Auf ganz andere Weise stellt Ton Liefaard im dritten Beitrag dieses Abschnitts die Frage nach dem Image. Er beschäftigt sich mit dem Bild, das humanitäre Organisationen, die Öffentlichkeit im Allgemeinen und nicht zuletzt das Völkerrecht von Kindersoldaten haben. Kindersoldaten nur als Opfer zu sehen, so sein analytisch gut begründetes und differenziertes Plädoyer, wird weder den betreffenden Kindern noch der Realität insgesamt gerecht. So wie das moderne Bild, das etwa die Kinderrechtskonvention von Kindern und Jugendlichen als autonomen Menschenrechtsträgern und nicht nur Objekten von Fürsorge hat, müssen Kindersoldaten jedenfalls auch als Subjekte gesehen werden, die wenn auch oft in extrem engem Rahmen, fähig sind, Entscheidungen zu treffen. Nur so, sagt Liefaard und bindet seine Argumentation damit zugleich in den Diskurs über transitional justice ein, ist auch ihre Resozialisierung und Reintegration nach Ende des Konflikts möglich.

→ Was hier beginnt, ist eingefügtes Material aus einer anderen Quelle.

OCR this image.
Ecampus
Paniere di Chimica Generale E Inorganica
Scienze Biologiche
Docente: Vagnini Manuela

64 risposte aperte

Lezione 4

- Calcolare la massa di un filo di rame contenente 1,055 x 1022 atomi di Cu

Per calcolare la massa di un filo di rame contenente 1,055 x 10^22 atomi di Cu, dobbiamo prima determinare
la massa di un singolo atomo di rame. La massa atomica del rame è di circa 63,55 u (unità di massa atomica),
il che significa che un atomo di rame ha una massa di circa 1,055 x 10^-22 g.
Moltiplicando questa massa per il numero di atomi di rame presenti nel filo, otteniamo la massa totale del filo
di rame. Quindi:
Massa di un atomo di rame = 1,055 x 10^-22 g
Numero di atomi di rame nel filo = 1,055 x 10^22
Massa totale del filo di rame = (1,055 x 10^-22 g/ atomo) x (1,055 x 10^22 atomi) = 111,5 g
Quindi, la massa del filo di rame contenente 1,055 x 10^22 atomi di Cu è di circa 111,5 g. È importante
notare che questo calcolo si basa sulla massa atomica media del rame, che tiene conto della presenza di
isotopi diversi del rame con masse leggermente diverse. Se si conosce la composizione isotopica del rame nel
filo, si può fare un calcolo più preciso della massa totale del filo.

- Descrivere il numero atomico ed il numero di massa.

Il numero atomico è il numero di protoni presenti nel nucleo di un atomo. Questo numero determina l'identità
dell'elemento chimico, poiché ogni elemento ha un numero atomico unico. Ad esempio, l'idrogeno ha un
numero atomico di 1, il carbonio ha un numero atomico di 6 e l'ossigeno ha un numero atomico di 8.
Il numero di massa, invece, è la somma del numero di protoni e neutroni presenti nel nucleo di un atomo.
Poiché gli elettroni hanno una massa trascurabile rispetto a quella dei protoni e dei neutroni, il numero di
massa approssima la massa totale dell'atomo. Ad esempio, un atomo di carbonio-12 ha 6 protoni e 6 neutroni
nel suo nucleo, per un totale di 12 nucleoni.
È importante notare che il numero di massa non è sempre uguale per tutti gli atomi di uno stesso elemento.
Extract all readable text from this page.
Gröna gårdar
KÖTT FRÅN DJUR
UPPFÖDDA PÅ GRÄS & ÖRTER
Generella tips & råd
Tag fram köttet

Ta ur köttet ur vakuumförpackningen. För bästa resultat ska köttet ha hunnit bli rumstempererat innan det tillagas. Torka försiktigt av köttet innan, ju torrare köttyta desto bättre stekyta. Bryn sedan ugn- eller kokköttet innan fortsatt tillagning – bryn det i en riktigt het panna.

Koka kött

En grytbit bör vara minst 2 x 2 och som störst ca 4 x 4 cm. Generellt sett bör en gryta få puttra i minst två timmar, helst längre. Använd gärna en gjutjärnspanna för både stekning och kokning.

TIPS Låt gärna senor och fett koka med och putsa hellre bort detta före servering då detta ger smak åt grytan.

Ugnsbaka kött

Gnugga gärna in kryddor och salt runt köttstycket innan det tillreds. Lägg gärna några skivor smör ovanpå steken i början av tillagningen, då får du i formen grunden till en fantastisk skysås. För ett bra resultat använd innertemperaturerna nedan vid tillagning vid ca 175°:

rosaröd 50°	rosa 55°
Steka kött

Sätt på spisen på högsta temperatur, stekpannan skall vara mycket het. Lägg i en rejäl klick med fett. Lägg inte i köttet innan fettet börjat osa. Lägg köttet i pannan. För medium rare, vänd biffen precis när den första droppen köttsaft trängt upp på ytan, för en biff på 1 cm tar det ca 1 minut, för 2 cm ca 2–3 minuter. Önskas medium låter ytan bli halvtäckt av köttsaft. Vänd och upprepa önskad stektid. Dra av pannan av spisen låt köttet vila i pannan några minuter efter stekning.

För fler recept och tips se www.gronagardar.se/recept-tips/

Im vierten und letzten Abschnitt des Buches geht es um künstlerische Auseinandersetzung mit Großverbrechen. Am Anfang steht ein seltsamer Aufsatz von Dina Siegel über „Wagner in Israel“, der nicht nur auf dünnen Faktenfüßen steht, sondern sich in lockeren Assoziationsketten auch mehrmals zu kaum nachvollziehbaren Sentenzen versteigt, so wenn die Autorin etwa das – gesetzlich nicht, aber politisch de facto existierende – „Wagner-Verbot“ in Israel mit der Verfolgung „entarteter Musik“ in Nazi-Deutschland vergleicht. Um einen Bezug zum Diskurs über transitional justice bemüht sie sich gar nicht erst.
Die beiden anderen Beiträge dieses Abschnitts setzen sich mit den ideologischen Gehalten von Filmen über den Genozid 1994 in Ruanda und mit literarischen Verarbeitungen der Teilung Britisch-Indiens in Indien und Pakistan 1947 auseinander und machen deutlich, dass die in solchen künstlerischen Verarbeitungen der Verbrechen gewählten Perspektiven unter Umständen nachhaltiger wirken als offizielle Diskurse und Erinnerungspolitiken.
Unterm Strich finden sich in dem Band etliche sehr anregende Aufsätze. Nach einem roten Faden einer Diskussion von Transitional Justice sollte man nicht suchen.